COMMENT OF THE DAY: WHAT IS AND ISN’T RISING IN THE MEYERLAND FLOODPLAIN “Last night I rode my bike over to an area of Meyerland that I kept seeing listed in the Daily Demolition Report (this is the pocket just south of S. Braeswood, west of S. Post Oak). It was worse than I imagined. Many houses have been removed. Many others are still standing but vacant. A few have been rebuilt or are in the process of being rebuilt — these are all 2-story ‘McMansions’ and elevated. Visually, it’s a weird looking place. The new houses stick out because of their scale to start with, and putting them up on pedestals next to empty lots exaggerates the effect. When the floods come again, they will be surrounded by a giant McMoat.” [Memebag, commenting on Comment of the Day: Where Houston Stayed Underwater After the Memorial Day Flood] Illustration: Lulu
Braes Heights and the inner loop section of Willow Meadows has the same look and feel. Massive new homes towering over the old mid-century ones. For a while it will be a strange combination, until the last of the original homes are gone. You are right that the new homes being multiple feet higher only exaggerates the impact.

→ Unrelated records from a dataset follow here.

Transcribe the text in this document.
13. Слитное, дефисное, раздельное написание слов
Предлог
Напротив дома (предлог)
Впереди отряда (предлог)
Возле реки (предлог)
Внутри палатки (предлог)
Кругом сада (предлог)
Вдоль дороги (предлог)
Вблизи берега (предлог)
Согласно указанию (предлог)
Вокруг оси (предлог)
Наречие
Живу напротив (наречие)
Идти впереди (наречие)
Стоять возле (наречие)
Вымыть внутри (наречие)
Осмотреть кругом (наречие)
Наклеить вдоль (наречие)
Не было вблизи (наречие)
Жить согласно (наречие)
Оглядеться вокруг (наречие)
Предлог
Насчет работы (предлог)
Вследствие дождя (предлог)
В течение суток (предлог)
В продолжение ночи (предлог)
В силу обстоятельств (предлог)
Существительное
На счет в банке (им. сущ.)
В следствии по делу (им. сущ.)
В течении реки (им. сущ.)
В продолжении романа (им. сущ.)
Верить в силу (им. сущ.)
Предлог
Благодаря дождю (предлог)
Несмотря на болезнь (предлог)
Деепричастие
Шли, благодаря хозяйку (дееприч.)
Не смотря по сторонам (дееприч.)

@JD: The mix of different scales isn’t unusual. What’s unusual is the empty lots and abandoned houses. Unless something is done about the flooding, there may never be demand to rebuild all of those houses.
The empty lots and abandoned houses are part of a work in process. Houses got demo’ed before YE to reduce the tax bill. Developer-owned lots are being listed for homes with $1M+ price tags while oil is at $30/bbl. Homeowners waiting for grant money (that might never come) to raise homes, etc. It isn’t like people just walked away from $400k lots, there’s a lot going on behind the scenes, even if much of that is waiting on bureaucrats to come through for them. Then there’s deed restrictions to contend with, which for a time hampered new builds. We have friends who are going to tear down and build new, but there’s a lot involved and their house is one of those that looks abandoned. It just takes time.
@JD: Are we sure the work in progress ends up with housing in that area? Or is it destined to become a new retention pool?
About 30 of the vacant lots in braes heights were bought out by FEMA and Harris county after Allison. I heard at one time those couldn’t be resold for 99 years; but I don’t know if that’s true.
“Unless something is done about the flooding”
What is your suggestion, pray tell?
@GlenW: I am not a hydrologist. Humans do stuff about flooding all the time. They increase the rate water flows away, or reduce the rate water flows toward. Why do you ask?